Speedup per thread

Last week, I added a timer in the simple example on parallel, calculating the time of multi-threading part. For this, I figured out in this example, it only took around one third of the total time for the part on multi-thread execution. Then I run this example on the server with 24 cores (48 threads) to investigate the speedup performance and efficiency with various number of threads.

Speedup per thread

In this table, it proves the speedup performance of multi-thread. For example, with 2 threads, it yields 1.92 speedup compared to that on single thread. If used 18 threads, we can get 17.05 speedup. And if you used all threads, we can only have 32.59 speedup. This is just what we expected. Also, it’s a good news that we are sure that we can get so much speedup by implementing multi-thread algorithm with OpenMP.

I also investigated the difference among static, dynamic, and guided scheduling. But it showed no difference on multi-threading performance.

We used a lot of memory views in Cython code on affine registration, I was wondering how they would be implemented in multi-thread parallelism. So I investigated the C code of simple example generated by Cython.

Cython code of memory view ‘out’
C code of memory view ‘out’

In different threads, it gets access to the memory view through different index. This will cause a problem when parallelizing the code of affine registration (line 3109).

Memory view of affine registration

Here we can see, in multiple threads, it writes to the same array ‘x’, ‘dx’, and ‘q’. And this gives a writing conflict among different threads.

As discussed with my mentors, to solve this problem, we consider two different methods. One is to put the multi-thread block into a function. The other one is to add a locker on this part.

This week, I will try to implement these two methods, and investigate which one is better.

Investigating performance of multithreads

Last week, to complete the experiments on OpenMP, I made an example with the writing conflict among multiple threads, and then solved this problem with a locker.

Then I started to investigate the performance of multithreads. In the simple example, I ran on my MacBook Air with 2 cores (4 threads), yielding 12% speed up, not exceeding 75% of occupation on each thread. That might be due to some security mechanism. Then I tested on other hardware systems to make sure that I can run this example with 100% performance on each thread. I tested on Macbook Pro with 4 cores (8 threads), workstation with 12 cores (24 threads), and server with 24 cores (48 threads). All these systems can reach to 100% performance.
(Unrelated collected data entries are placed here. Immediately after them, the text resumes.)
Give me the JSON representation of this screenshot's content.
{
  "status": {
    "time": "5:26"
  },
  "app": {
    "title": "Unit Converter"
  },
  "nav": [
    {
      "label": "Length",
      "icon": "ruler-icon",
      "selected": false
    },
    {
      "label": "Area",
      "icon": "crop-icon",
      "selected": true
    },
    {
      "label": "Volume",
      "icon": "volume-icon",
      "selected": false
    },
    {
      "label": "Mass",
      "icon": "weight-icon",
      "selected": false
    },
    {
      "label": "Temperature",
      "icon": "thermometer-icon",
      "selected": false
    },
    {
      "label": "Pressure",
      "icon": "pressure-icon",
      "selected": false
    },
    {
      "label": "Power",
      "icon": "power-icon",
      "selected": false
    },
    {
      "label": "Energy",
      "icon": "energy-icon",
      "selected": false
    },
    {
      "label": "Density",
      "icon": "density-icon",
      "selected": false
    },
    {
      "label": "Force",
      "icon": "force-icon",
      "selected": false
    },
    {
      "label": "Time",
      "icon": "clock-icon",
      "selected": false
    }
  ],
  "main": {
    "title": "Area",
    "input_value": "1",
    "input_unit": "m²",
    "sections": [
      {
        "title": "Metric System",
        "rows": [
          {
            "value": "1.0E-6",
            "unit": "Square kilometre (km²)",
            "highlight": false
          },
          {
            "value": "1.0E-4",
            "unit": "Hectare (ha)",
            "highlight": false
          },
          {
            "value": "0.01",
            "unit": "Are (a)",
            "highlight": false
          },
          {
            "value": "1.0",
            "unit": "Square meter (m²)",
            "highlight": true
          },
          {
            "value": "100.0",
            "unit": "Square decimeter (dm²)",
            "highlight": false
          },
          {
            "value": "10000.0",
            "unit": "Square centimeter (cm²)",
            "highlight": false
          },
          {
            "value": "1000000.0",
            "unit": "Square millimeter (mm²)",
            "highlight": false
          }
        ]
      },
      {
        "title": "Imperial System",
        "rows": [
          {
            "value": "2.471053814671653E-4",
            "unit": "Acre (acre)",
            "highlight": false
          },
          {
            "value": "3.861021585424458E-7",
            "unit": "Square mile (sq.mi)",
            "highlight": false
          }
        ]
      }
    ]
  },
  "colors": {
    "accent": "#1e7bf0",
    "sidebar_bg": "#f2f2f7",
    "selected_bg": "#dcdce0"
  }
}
But before getting full performance, I need to wait for a long time for the execution to start. That made this execution slow down, even slower than that without multithreads. For this problem, my guess is because of scheduling of OpenMP. This week, I will try to reduce the number of threads concurrently and try to investigate the scheduling mechanism of OpenMP.

Also in last week, I investigated the code of affine and diffeomorphic registration in DIPY. And I realized, to implement multithreads algorithm of them, affine registration needs no locker, while diffeomorphic registration needs a locker. So I tried to implement multithreading in affine registration. I yielded 36% speed up on my Macbook Air with 2 cores (4 threads). You can find it in this branch.

So, this week, I will try to figure out how to implement full performance on each thread. Also I will try to implement multithreads algorithm in affine and diffeomorphic registration.

Learning Cython and OpenMP

As earlier, I profiled the execution time of the code of non-rigid registration and denoising with local-PCA in DIPY, and found out that the most time-consuming parts are all nested for loops. Two of them are implemented in Cython, and the other one needs to be cythonized. Then we can try to improve their performance with OpenMP. In order to do this, I need to learn and do some experiments on Cython and OpenMP.

I followed Cython Tutorials and Users Guide to learn Cython, and mainly focused on how to make faster code.

First I learned how to compile Cython code and then I learned how to set annotate parameter to show the analysis of the compiled code. In the analysis, the white lines mean they don’t interact with Python, and you can safely release the GIL and implement them into multithreading algorithm. And yellow lines mean they are interacting with Python, the darker the more Python interactions. There are several ways to make these lines lighter, even make them white, and hence improve their performance.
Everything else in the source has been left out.